14.11.2010 auf 13:05
Liebe Bach-FreundInnen!
In derselben Herforder Bach-Kantaten-Reihe war heute eine weitere Kantate dran, die im Gottesdienst gut eingebunden war-, BWV 82 sowohl für Sopran/Bass-Solo komponiert und mittendrin eine bekannte ‘Schlummer-Arie’, die aber aufwachen ließ.
Musikalisch ist BWV 82 ein Kleinod. Auch theologisch wird ein wichtiges Thema verabeitet: das Durchwandern des Christen von Todessehnucht zum Wieder-Anpacken im irdischen Leben.
Trotzdem möchte ich mich nochmal von einer anderen Seite der Kantate nähern.
Da nimmt ein alter Mann ein Neugeborenes auf den Arm. Jetzt empfindet er Entscheidendes: geht er in seiner Todessehnsucht einen Schritt weiter. Er kommt zur Hoffnung und hat in diesem Gefühl des ‘Lebendig-Neuem’ erst mal ‘genug’ von seinem alten Trott !!! .
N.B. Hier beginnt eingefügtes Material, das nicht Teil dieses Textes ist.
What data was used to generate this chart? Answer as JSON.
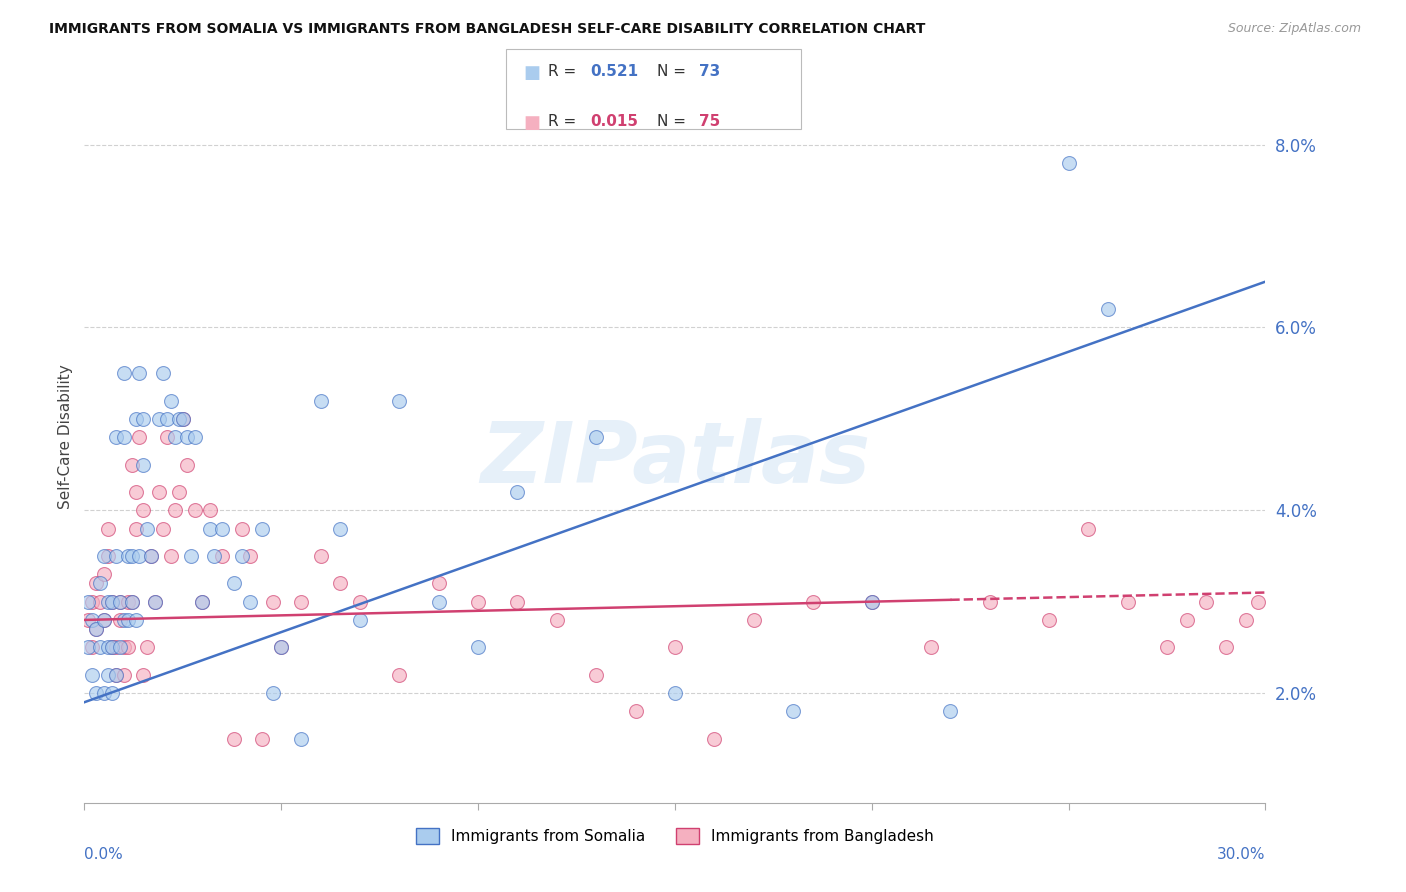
{
  "title": "IMMIGRANTS FROM SOMALIA VS IMMIGRANTS FROM BANGLADESH SELF-CARE DISABILITY CORRELATION CHART",
  "source": "Source: ZipAtlas.com",
  "ylabel": "Self-Care Disability",
  "xmin": 0.0,
  "xmax": 0.3,
  "ymin": 0.008,
  "ymax": 0.088,
  "xticks": [
    0.0,
    0.05,
    0.1,
    0.15,
    0.2,
    0.25,
    0.3
  ],
  "yticks": [
    0.02,
    0.04,
    0.06,
    0.08
  ],
  "ytick_labels": [
    "2.0%",
    "4.0%",
    "6.0%",
    "8.0%"
  ],
  "somalia_fill": "#aaccee",
  "somalia_edge": "#4472c4",
  "somalia_line": "#4472c4",
  "bangladesh_fill": "#f5b0c0",
  "bangladesh_edge": "#d04070",
  "bangladesh_line": "#d04070",
  "watermark": "ZIPatlas",
  "somalia_R": "0.521",
  "somalia_N": "73",
  "bangladesh_R": "0.015",
  "bangladesh_N": "75",
  "somalia_label": "Immigrants from Somalia",
  "bangladesh_label": "Immigrants from Bangladesh",
  "somalia_x": [
    0.001,
    0.001,
    0.002,
    0.002,
    0.003,
    0.003,
    0.004,
    0.004,
    0.005,
    0.005,
    0.005,
    0.006,
    0.006,
    0.006,
    0.007,
    0.007,
    0.007,
    0.008,
    0.008,
    0.008,
    0.009,
    0.009,
    0.01,
    0.01,
    0.01,
    0.011,
    0.011,
    0.012,
    0.012,
    0.013,
    0.013,
    0.014,
    0.014,
    0.015,
    0.015,
    0.016,
    0.017,
    0.018,
    0.019,
    0.02,
    0.021,
    0.022,
    0.023,
    0.024,
    0.025,
    0.026,
    0.027,
    0.028,
    0.03,
    0.032,
    0.033,
    0.035,
    0.038,
    0.04,
    0.042,
    0.045,
    0.048,
    0.05,
    0.055,
    0.06,
    0.065,
    0.07,
    0.08,
    0.09,
    0.1,
    0.11,
    0.13,
    0.15,
    0.18,
    0.2,
    0.22,
    0.25,
    0.26
  ],
  "somalia_y": [
    0.03,
    0.025,
    0.028,
    0.022,
    0.027,
    0.02,
    0.032,
    0.025,
    0.028,
    0.02,
    0.035,
    0.03,
    0.025,
    0.022,
    0.03,
    0.025,
    0.02,
    0.048,
    0.035,
    0.022,
    0.03,
    0.025,
    0.055,
    0.048,
    0.028,
    0.035,
    0.028,
    0.035,
    0.03,
    0.05,
    0.028,
    0.055,
    0.035,
    0.05,
    0.045,
    0.038,
    0.035,
    0.03,
    0.05,
    0.055,
    0.05,
    0.052,
    0.048,
    0.05,
    0.05,
    0.048,
    0.035,
    0.048,
    0.03,
    0.038,
    0.035,
    0.038,
    0.032,
    0.035,
    0.03,
    0.038,
    0.02,
    0.025,
    0.015,
    0.052,
    0.038,
    0.028,
    0.052,
    0.03,
    0.025,
    0.042,
    0.048,
    0.02,
    0.018,
    0.03,
    0.018,
    0.078,
    0.062
  ],
  "bangladesh_x": [
    0.001,
    0.002,
    0.002,
    0.003,
    0.003,
    0.004,
    0.005,
    0.005,
    0.006,
    0.006,
    0.007,
    0.007,
    0.008,
    0.008,
    0.009,
    0.009,
    0.01,
    0.01,
    0.011,
    0.011,
    0.012,
    0.012,
    0.013,
    0.013,
    0.014,
    0.015,
    0.015,
    0.016,
    0.017,
    0.018,
    0.019,
    0.02,
    0.021,
    0.022,
    0.023,
    0.024,
    0.025,
    0.026,
    0.028,
    0.03,
    0.032,
    0.035,
    0.038,
    0.04,
    0.042,
    0.045,
    0.048,
    0.05,
    0.055,
    0.06,
    0.065,
    0.07,
    0.08,
    0.09,
    0.1,
    0.11,
    0.12,
    0.13,
    0.14,
    0.15,
    0.16,
    0.17,
    0.185,
    0.2,
    0.215,
    0.23,
    0.245,
    0.255,
    0.265,
    0.275,
    0.28,
    0.285,
    0.29,
    0.295,
    0.298
  ],
  "bangladesh_y": [
    0.028,
    0.03,
    0.025,
    0.032,
    0.027,
    0.03,
    0.033,
    0.028,
    0.038,
    0.035,
    0.03,
    0.025,
    0.025,
    0.022,
    0.03,
    0.028,
    0.025,
    0.022,
    0.03,
    0.025,
    0.045,
    0.03,
    0.042,
    0.038,
    0.048,
    0.04,
    0.022,
    0.025,
    0.035,
    0.03,
    0.042,
    0.038,
    0.048,
    0.035,
    0.04,
    0.042,
    0.05,
    0.045,
    0.04,
    0.03,
    0.04,
    0.035,
    0.015,
    0.038,
    0.035,
    0.015,
    0.03,
    0.025,
    0.03,
    0.035,
    0.032,
    0.03,
    0.022,
    0.032,
    0.03,
    0.03,
    0.028,
    0.022,
    0.018,
    0.025,
    0.015,
    0.028,
    0.03,
    0.03,
    0.025,
    0.03,
    0.028,
    0.038,
    0.03,
    0.025,
    0.028,
    0.03,
    0.025,
    0.028,
    0.03
  ]
}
Dieses Bild passt doch in eine älter werdende Gesellschaft, in der ältere Männer oft gelangweilt herumstehen und außer ihren ‘abgestaubten’ Hobbys nichts Sinnvolles anfangen. Simeon sagt: Was soll ich ‘das Elend bauen’, wir sind im Jetzt.
Bach und seine Texter können auch so verstanden werden, daß mit der Hilfe christlich Formelsprache, die ja keiner mehr hören will und als nicht zeitgemäß gilt, soziologische Probleme-, natürlich verfremdet, neu aufgenommen werden und mit ihrer musikalisch umwerfenden Form an Mann/Frau von heute gebracht werden.
Jedenfalls empfand ich die Solokantate so, dass auch für unser Zusammenleben ein wichtiges Thema aufgeführt wurde.
Mit sonntäglichem Gruß
Adamo
P.S. von Volker nach hier verschoben!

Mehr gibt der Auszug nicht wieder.